For a more comprehensive round up of the week, listen to Stephen’s full report here.
Risk assets were mostly stronger in February recovering in some cases the falls posted in January as it became clearer that the continuing, moderate global economic recovery continued to favour quite broad growth in company earnings. This market reassessment has occurred notwithstanding disruption to economic output both sides of the Atlantic from unusually severe winter weather and concern about quite how much policy makers in China might allow economic growth to slide as they tackled issues of excessive credit growth and property price speculation. Markets drew comfort from the confidence of the US Federal Reserve in the US economic recovery and its reassurance that no official interest rate increases would be on the agenda for a long time yet. G20 finance ministers and central bankers also indicated at their meeting in Sydney that they would coordinate policies to achieve annual global economic growth two percentage points stronger than under current national policy settings over the next five years. Most major equity markets rose in February in excess of 4%, ranging from 4.1% gains for the ASX 200 and the German DAX to 4.6% for the British FTSE 100. A notable exception was Japan’s Nikkei, down by 0.5% on concern about the effectiveness of the Government’s policies to boost economic growth.
Credit markets followed a similar trajectory to equity markets through February, losing ground early in the month but then rallying quite strongly through the rest of the month. Major bond markets were little changed through February, holding their January gains even in the face of strongly improving equity markets and comments from the US Federal Reserve that it would likely continue reducing its asset purchase program at each six-weekly policy meeting. US 10 year and 30 year treasury yields finished February at respectively 2.65% and 3.58%, 1 basis point (bp) higher and 2bp lower respectively than at the end of January. The Australian 10 year bond yield rose by 3bp, finishing February at 4.02%.
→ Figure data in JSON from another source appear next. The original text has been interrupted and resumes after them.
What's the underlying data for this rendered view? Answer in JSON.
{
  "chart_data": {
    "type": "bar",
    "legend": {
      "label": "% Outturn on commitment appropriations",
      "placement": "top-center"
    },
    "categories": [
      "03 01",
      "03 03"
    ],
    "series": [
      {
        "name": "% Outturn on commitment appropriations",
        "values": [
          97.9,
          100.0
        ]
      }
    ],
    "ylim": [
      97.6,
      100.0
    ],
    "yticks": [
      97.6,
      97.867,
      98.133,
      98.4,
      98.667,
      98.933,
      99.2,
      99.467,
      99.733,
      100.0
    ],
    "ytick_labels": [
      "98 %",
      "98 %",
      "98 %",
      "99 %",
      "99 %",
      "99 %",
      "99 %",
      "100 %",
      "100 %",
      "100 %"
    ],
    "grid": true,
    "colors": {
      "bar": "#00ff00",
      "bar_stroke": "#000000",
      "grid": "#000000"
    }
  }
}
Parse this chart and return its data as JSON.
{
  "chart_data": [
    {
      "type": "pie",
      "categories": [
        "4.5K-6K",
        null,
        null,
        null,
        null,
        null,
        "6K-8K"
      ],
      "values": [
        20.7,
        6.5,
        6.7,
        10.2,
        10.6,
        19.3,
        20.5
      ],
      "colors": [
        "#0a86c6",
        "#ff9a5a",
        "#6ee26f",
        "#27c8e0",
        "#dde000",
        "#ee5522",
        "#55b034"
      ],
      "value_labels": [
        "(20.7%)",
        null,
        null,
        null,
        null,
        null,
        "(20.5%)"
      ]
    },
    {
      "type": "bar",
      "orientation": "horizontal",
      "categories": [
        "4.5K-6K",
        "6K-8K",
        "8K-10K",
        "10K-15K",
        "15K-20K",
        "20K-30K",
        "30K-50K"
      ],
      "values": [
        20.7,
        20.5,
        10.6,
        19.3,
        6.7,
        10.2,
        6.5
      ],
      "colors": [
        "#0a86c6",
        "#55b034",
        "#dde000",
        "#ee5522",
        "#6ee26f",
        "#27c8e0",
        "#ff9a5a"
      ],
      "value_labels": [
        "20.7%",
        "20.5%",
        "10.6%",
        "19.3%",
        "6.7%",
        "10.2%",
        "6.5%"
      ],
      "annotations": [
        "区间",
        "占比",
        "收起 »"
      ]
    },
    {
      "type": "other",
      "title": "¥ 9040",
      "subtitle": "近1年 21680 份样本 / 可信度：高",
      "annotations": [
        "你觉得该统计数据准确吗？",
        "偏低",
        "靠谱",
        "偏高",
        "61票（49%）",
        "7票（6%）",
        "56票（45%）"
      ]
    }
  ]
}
On the economic data front, US indicators were very mixed with some clearly adversely affected by severe winter weather. Q4 GDP was revised down to 2.4% annualized growth from an initial reading of 3.2%. Employment readings were soft in December and January. Economic readings in China released through February were mixed, with strong January exports and credit growth offset by weak manufacturing PMI surveys. European readings were a touch firmer than expected on balance. In Australia, soft employment and business investment readings again contrasted with strong exports, retail sales and housing data.
Looking ahead, global economic growth looks set to accelerate as the US, Canada and Britain recover from severe winter weather and headwinds to US and European growth from budget cuts become much less pronounced. Signs of some success containing excesses in China also imply less aggressive policy settings and better growth. In Australia, the RBA is likely to leave the very low 2.50% cash rate in place for some time, perhaps even longer than our call of a first rate hike in August, and the softer Australian dollar is also helping the economy to improve. Stronger housing activity and increasingly better retail sales are showing signs of offsetting the impact of declining mining investment.